The album’s hazy nature makes it fit right along with previous releases such as Sail Out (2013) and Souled Out (2014). It widely eschews traditional R&B cadence with her songs rooted in a dream-like quality. “Sativa” wisely incorporates Rae Sremmurd’s red-hot Swae Lee, a rapper who’s singing capabilities make him the perfect compliment for Jhené’s dainty voice. The track’s almost non-existent bass line warps together with the vocals provided by the two, creating another great Jhené record.

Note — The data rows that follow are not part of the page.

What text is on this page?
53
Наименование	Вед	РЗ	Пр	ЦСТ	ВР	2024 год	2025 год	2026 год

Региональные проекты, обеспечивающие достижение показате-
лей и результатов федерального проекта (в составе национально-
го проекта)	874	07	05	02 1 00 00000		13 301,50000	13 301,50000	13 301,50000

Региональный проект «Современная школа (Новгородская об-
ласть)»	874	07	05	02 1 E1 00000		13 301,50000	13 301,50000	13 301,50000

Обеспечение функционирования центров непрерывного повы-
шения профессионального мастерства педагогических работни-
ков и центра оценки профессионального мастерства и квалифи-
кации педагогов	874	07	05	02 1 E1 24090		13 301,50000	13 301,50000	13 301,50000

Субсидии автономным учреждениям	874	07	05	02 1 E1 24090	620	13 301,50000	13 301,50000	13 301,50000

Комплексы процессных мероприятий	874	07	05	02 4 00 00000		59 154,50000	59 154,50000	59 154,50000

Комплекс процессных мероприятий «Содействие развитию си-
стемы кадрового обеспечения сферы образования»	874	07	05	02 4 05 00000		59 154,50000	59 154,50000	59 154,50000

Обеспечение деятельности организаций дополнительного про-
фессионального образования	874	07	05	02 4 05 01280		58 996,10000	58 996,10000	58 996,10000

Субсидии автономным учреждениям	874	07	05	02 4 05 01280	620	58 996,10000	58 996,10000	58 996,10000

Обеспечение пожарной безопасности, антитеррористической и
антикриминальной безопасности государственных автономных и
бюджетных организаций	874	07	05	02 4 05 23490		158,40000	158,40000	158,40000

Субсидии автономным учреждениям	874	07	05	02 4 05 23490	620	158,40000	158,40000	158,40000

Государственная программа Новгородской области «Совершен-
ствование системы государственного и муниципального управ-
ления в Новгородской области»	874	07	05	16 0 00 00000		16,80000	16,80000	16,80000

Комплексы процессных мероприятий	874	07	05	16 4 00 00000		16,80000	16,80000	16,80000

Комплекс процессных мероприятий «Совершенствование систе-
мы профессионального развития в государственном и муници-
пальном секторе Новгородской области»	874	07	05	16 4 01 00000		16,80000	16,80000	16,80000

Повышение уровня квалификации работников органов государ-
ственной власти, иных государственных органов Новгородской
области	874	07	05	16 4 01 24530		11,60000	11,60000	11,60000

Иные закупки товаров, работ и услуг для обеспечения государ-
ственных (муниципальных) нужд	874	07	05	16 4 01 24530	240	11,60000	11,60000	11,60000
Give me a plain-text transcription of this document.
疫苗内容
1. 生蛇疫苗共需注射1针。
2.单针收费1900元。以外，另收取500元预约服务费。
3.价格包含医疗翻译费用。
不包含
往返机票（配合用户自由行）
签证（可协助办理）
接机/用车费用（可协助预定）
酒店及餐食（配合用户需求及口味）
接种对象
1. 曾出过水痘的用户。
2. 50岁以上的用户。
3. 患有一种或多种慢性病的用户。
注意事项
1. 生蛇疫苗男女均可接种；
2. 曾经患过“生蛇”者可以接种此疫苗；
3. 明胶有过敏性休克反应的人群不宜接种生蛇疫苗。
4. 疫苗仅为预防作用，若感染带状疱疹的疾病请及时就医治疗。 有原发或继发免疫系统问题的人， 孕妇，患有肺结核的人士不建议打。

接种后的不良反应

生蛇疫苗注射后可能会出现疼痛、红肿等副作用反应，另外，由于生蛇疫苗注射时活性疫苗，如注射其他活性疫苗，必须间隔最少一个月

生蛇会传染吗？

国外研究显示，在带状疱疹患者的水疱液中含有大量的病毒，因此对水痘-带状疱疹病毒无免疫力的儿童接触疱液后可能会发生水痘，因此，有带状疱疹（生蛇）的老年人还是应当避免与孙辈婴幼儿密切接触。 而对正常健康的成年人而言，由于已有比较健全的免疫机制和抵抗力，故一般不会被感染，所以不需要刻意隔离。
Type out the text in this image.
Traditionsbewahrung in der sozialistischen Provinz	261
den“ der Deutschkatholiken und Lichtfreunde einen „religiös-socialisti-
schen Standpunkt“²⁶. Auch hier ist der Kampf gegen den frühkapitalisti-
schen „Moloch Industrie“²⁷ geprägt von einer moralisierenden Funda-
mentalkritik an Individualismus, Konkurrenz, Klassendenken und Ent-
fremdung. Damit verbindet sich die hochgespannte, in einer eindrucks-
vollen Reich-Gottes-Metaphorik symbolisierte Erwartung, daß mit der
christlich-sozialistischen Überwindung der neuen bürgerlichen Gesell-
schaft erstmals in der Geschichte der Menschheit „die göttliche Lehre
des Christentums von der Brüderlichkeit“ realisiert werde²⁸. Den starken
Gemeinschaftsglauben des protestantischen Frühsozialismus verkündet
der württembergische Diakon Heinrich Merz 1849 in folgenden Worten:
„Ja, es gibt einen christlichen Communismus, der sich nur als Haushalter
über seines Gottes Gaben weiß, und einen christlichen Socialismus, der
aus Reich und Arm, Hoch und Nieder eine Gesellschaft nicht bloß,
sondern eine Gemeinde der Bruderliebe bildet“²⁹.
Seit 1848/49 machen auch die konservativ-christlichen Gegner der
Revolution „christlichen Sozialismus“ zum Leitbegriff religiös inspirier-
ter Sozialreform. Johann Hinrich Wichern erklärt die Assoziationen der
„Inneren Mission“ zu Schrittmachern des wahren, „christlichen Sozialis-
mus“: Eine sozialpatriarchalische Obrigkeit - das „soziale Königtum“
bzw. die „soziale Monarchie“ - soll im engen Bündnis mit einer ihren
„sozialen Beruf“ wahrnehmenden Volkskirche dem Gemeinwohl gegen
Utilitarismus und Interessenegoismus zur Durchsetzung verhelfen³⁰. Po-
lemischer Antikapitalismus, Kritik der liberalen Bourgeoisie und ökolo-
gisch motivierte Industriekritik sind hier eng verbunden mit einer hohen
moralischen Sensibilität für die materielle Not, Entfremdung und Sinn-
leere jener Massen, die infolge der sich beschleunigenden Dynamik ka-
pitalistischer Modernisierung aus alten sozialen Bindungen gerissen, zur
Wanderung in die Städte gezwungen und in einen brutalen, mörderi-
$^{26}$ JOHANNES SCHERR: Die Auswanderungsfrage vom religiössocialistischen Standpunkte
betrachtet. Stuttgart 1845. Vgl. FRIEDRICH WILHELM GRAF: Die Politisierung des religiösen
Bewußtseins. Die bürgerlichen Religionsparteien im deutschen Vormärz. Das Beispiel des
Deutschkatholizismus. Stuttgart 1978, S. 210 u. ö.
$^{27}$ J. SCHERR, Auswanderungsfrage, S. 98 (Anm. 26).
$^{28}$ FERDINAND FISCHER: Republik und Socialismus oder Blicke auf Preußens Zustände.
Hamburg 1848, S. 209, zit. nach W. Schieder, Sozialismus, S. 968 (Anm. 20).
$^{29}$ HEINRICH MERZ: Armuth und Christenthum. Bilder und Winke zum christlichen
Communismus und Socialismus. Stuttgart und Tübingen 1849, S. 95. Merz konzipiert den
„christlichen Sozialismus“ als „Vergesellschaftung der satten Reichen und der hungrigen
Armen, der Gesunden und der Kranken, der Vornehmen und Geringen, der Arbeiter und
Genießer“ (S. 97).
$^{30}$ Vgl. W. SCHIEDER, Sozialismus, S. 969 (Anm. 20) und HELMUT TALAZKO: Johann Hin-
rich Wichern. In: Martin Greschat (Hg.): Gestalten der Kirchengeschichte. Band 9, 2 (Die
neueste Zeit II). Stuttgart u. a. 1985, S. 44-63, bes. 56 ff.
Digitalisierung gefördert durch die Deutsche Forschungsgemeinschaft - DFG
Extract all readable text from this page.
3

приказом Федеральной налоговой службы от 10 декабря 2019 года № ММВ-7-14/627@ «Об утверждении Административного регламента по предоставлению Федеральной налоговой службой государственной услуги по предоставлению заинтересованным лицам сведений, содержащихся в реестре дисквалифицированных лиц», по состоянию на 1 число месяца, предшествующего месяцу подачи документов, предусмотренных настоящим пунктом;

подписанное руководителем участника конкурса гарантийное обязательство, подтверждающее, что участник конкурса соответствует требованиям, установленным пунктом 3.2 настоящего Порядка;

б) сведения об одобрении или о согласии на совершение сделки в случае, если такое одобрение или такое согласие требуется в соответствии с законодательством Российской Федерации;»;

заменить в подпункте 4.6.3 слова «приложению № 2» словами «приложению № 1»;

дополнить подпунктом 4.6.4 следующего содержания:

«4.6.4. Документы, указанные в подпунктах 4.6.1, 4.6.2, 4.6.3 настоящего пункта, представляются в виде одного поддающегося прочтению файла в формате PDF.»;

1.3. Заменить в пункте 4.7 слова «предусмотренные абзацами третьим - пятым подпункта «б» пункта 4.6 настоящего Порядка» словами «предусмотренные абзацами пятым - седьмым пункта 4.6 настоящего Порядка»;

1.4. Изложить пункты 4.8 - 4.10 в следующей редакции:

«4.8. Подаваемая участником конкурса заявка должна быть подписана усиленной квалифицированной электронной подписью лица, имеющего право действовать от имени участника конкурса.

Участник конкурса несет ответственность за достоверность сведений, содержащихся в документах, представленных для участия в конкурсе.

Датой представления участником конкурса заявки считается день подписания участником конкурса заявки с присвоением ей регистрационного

Enticing areas like these are simply peppered throughout the 85-minute acid trip. It’s entirely too long — more than half of the cuts could easily be trimmed without disrupting the overall message. Yet when Jhené strikes gold, she strikes it hard. “Only Lovers Left Alive” is starkly different than the ethereal nature of most of her releases, and it stands out because of it. Aiko’s vocals blend a surprisingly fresh neo-soul-meets-elevator music concoction. Elsewhere on “Moments,” featuring a metaphor-laden appearance from her hubby, Aiko uses the methodical production to her advantage, as it contrasts with the vivacious nature of her and Sean’s delivery.
But the problem arises when these great Jhené records are taken in context with her place in music and the rest of the album as well. Without growth, they’re really just great Jhené records, not necessarily great R&B tracks. They sound good and will suit her live sets well, but most likely won’t hold up as the as years roll by.
Instead of pushing the envelope, Trip goes a long way in reaffirming Jhené’s unison with all things atmospheric. The sophomore effort shows her willingness to settle within an aesthetic that’s become commonplace in the R&B world. With only a handful of standout songs in its 22-track roadmap, Trip exposes itself as a formulaic project instead of something truly special.